Joy hadn’t wanted really wanted her mother and Flint and Inga to come aboard the balloon—they were injured, all—but there was no stopping them. It was both a comfort and a worry. She was glad for their help, but there was a desperate edge to them that troubled her. The failure in the fjord weighed on her mother. Snow Pine seemed to channel that anger into a fierce desire to battle the Karvaks, a notion that suited Inga as well. Flint for his part seemed eager to demonstrate his devotion to Snow Pine.
A dangerous mix, all around.
Joy shook her head at them—and then at herself. Here she was, younger than any of them, acting as though they were all her responsibility.
She looked down at besieged Svanstad, with its walls and its burnt-out perimeter, and at the countryside filled with foes. Somehow all these people, so alien to her, were her responsibility.
Innocence
, she thought,
what do you think you’re doing?
“Haboob,” she said. “That’s Innocence Gaunt out there in that balloon. I want you to take me to him.”

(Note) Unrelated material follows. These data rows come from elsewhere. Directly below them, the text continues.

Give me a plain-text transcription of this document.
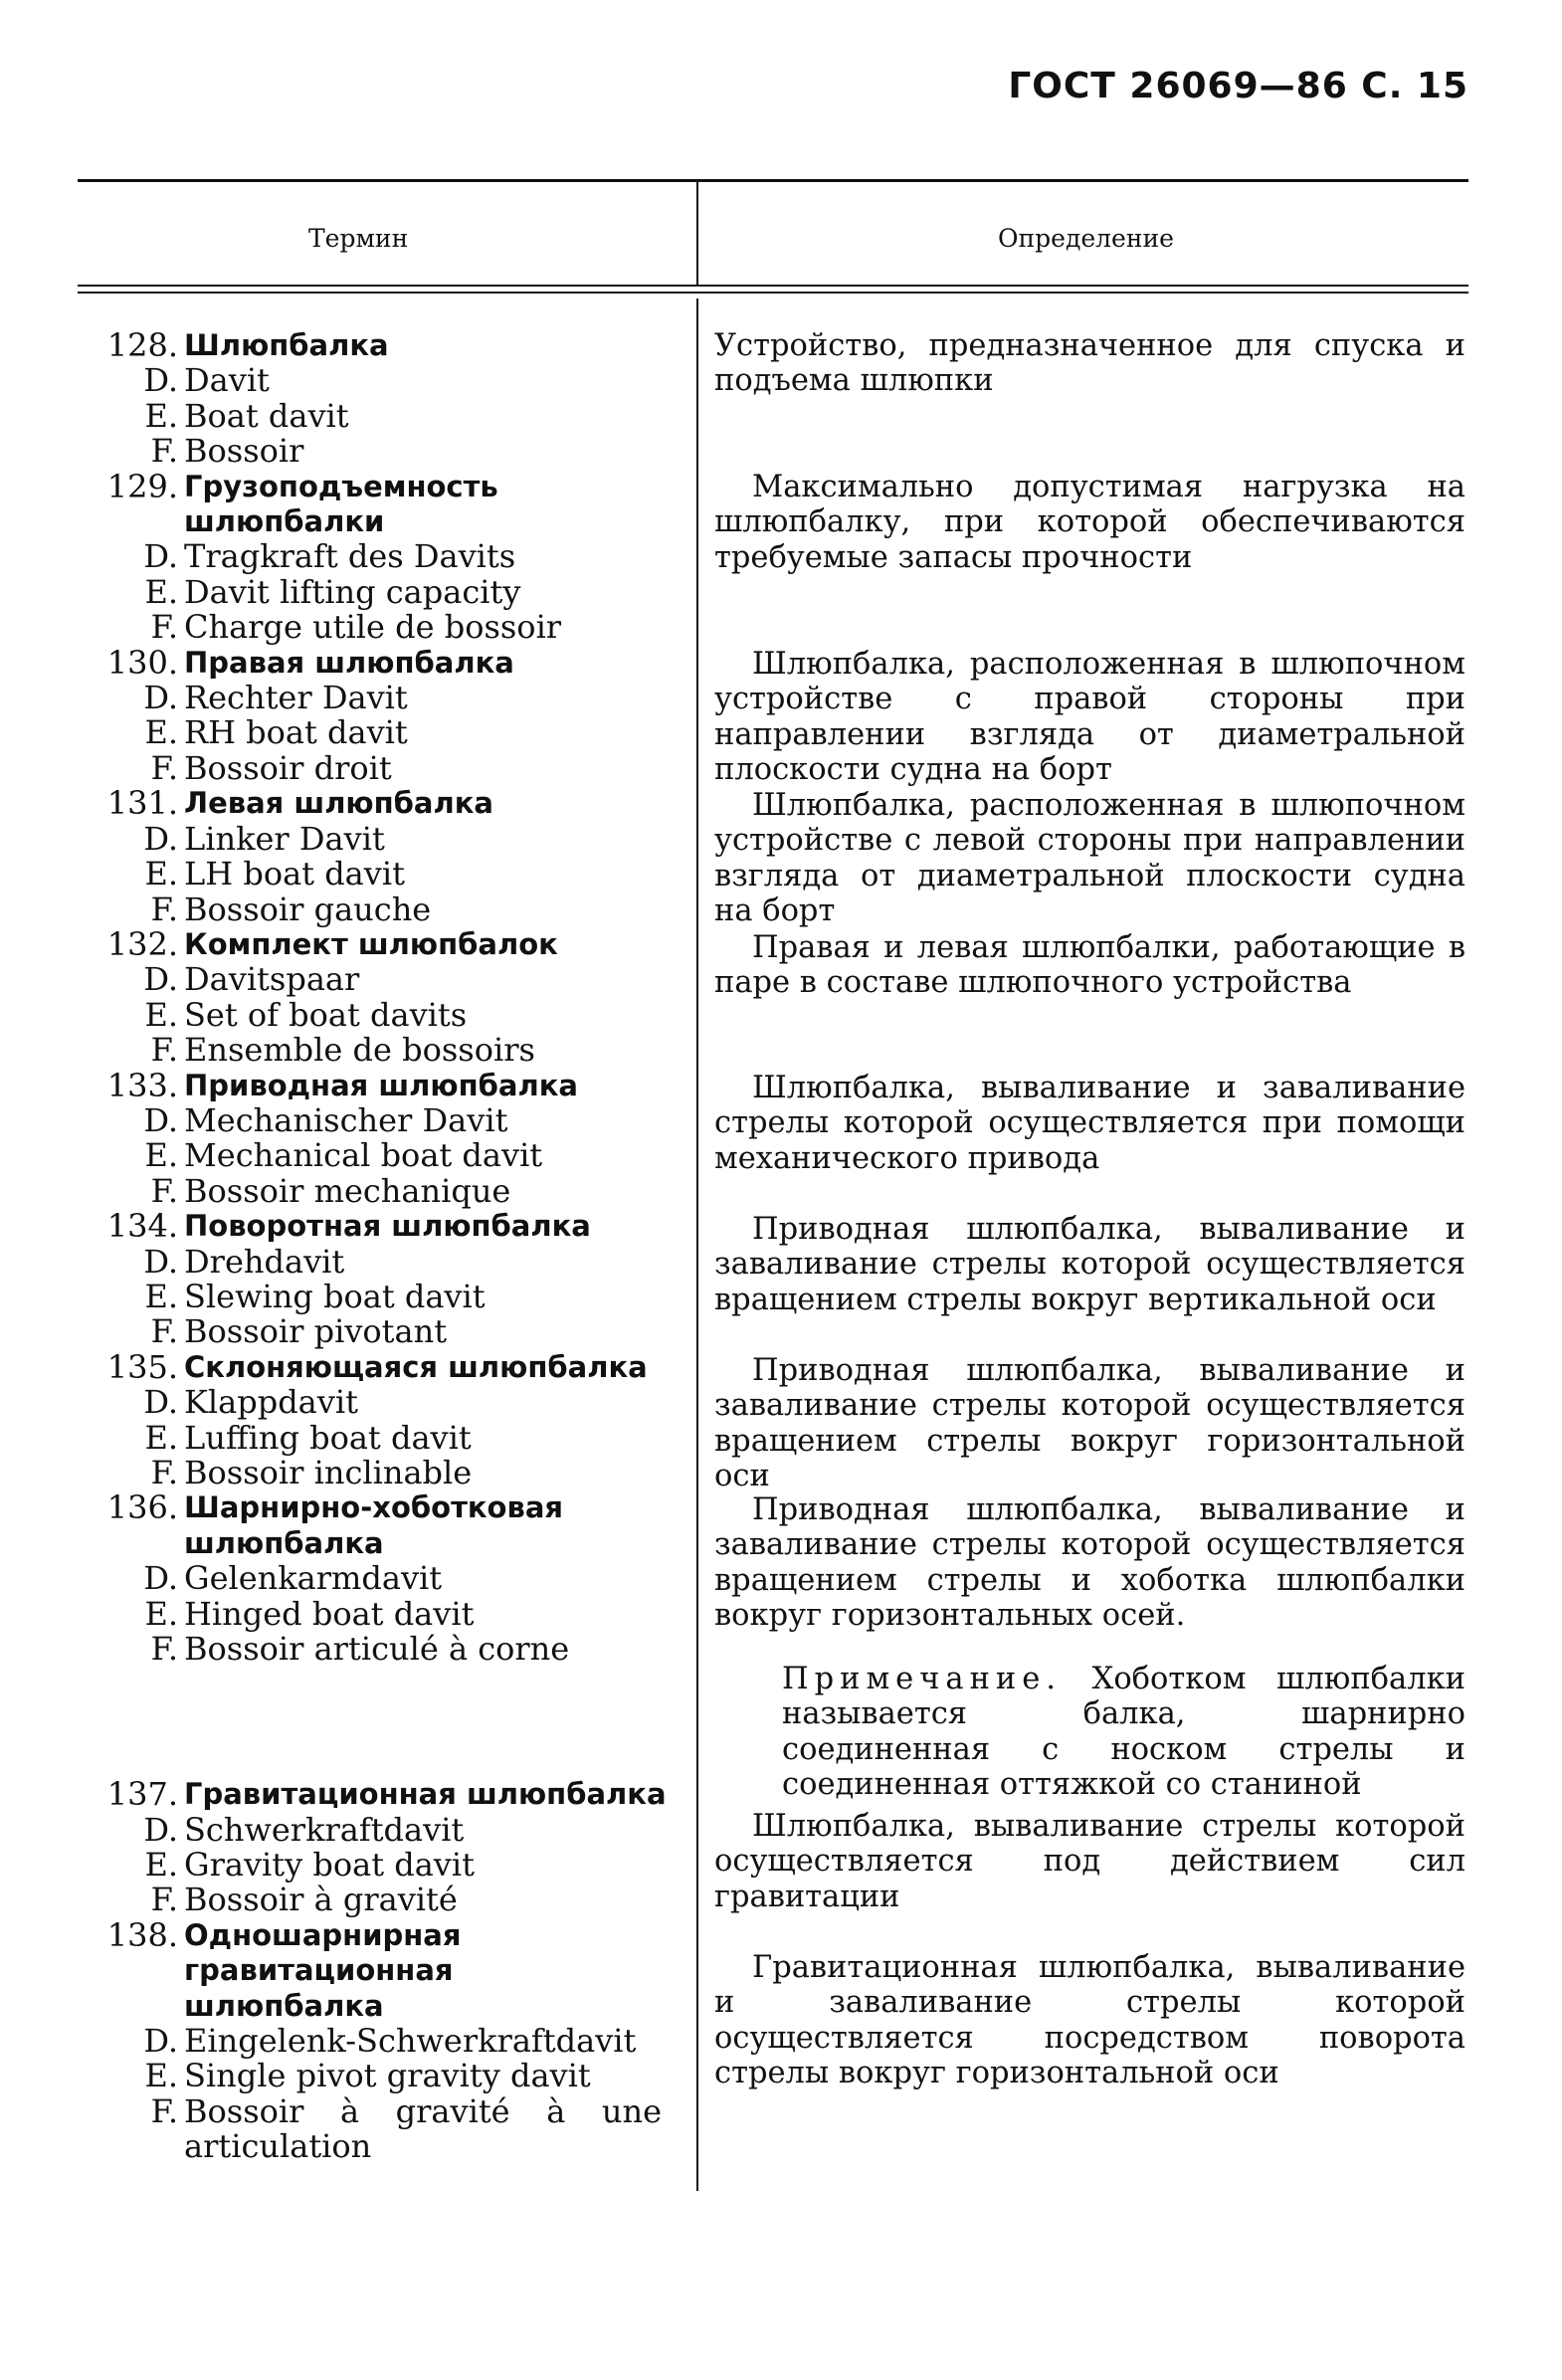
ГОСТ 26069—86 С. 15
Термин	Определение
128. Шлюпбалка
D. Davit
E. Boat davit
F. Bossoir
129. Грузоподъемность шлюпбалки
D. Tragkraft des Davits
E. Davit lifting capacity
F. Charge utile de bossoir
130. Правая шлюпбалка
D. Rechter Davit
E. RH boat davit
F. Bossoir droit
131. Левая шлюпбалка
D. Linker Davit
E. LH boat davit
F. Bossoir gauche
132. Комплект шлюпбалок
D. Davitspaar
E. Set of boat davits
F. Ensemble de bossoirs
133. Приводная шлюпбалка
D. Mechanischer Davit
E. Mechanical boat davit
F. Bossoir mechanique
134. Поворотная шлюпбалка
D. Drehdavit
E. Slewing boat davit
F. Bossoir pivotant
135. Склоняющаяся шлюпбалка
D. Klappdavit
E. Luffing boat davit
F. Bossoir inclinable
136. Шарнирно-хоботковая шлюпбалка
D. Gelenkarmdavit
E. Hinged boat davit
F. Bossoir articulé à corne
137. Гравитационная шлюпбалка
D. Schwerkraftdavit
E. Gravity boat davit
F. Bossoir à gravité
138. Одношарнирная гравитационная шлюпбалка
D. Eingelenk-Schwerkraftdavit
E. Single pivot gravity davit
F. Bossoir à gravité à une articulation
Устройство, предназначенное для спуска и подъема шлюпки
Максимально допустимая нагрузка на шлюпбалку, при которой обеспечиваются требуемые запасы прочности
Шлюпбалка, расположенная в шлюпочном устройстве с правой стороны при направлении взгляда от диаметральной плоскости судна на борт
Шлюпбалка, расположенная в шлюпочном устройстве с левой стороны при направлении взгляда от диаметральной плоскости судна на борт
Правая и левая шлюпбалки, работающие в паре в составе шлюпочного устройства
Шлюпбалка, вываливание и заваливание стрелы которой осуществляется при помощи механического привода
Приводная шлюпбалка, вываливание и заваливание стрелы которой осуществляется вращением стрелы вокруг вертикальной оси
Приводная шлюпбалка, вываливание и заваливание стрелы которой осуществляется вращением стрелы вокруг горизонтальной оси
Приводная шлюпбалка, вываливание и заваливание стрелы которой осуществляется вращением стрелы и хоботка шлюпбалки вокруг горизонтальных осей.
Примечание. Хоботком шлюпбалки называется балка, шарнирно соединенная с носком стрелы и соединенная оттяжкой со станиной
Шлюпбалка, вываливание стрелы которой осуществляется под действием сил гравитации
Гравитационная шлюпбалка, вываливание и заваливание стрелы которой осуществляется посредством поворота стрелы вокруг горизонтальной оси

“O dreadful and imperious girl,” the efrit said, taking sooty shape before her, “I decline to do any such thing.”
She raised her hand. “Walking Stick was able to control a Charstalker demon. I bet I can do the same to you.”
Haboob laughed. “I am no bland demon, full of malice. I am an efrit, full of everything! But especially mockery. In truth, A-Girl-Is-A-Joy, I wish to comply, for my current master Haytham ibn Zakwan is also aboard that vessel, and I would speak with him. However, my skills do not extend to controlling air currents. Do yours?”
She hadn’t thought of that. “The power of the Chain seems to enhance whatever I’m already doing. But I have no idea how to control wind.”
“You can manipulate chi,” her mother said. “I’ve never understood that craziness, but I’ve seen it happen. Maybe with the Runemark you can do what Walking Stick could do, and use your vital breath to shape air currents.”
“Here goes,” Joy said, and raised her hand. Nothing happened.
“It’s the lack of fighting,” Inga said. “I think you need to be fighting to make anything work. Here, I’ll punch you.”
“Argh! Hey! Let’s see if there are any other options . . .”
Flint was staring through a spyglass at the city. “Something is wrong.”
“What?”
“I know that face,” Flint said. “Huginn Sharpspear. And some others from Oxiland. They are opening the gates . . .”
Joy’s mother said, “Maybe they’re coming out to fight.”
Inga raised her fist. “At last!”
“No . . .” Flint said, his face pale. “No one is coming out.” He swung the spyglass. “The Karvaks. The Karvaks are rushing into the city. As if it was all prearranged.”
“He betrayed them,” Joy said. “That Huginn, he betrayed them all.”
Flint put the spyglass aside. “If they’re true to their history the Karvaks will kill almost everyone.”
“Take us back, Haboob,” Joy said, clenching her fists.
Even the efrit sounded subdued. “I cannot, O child.”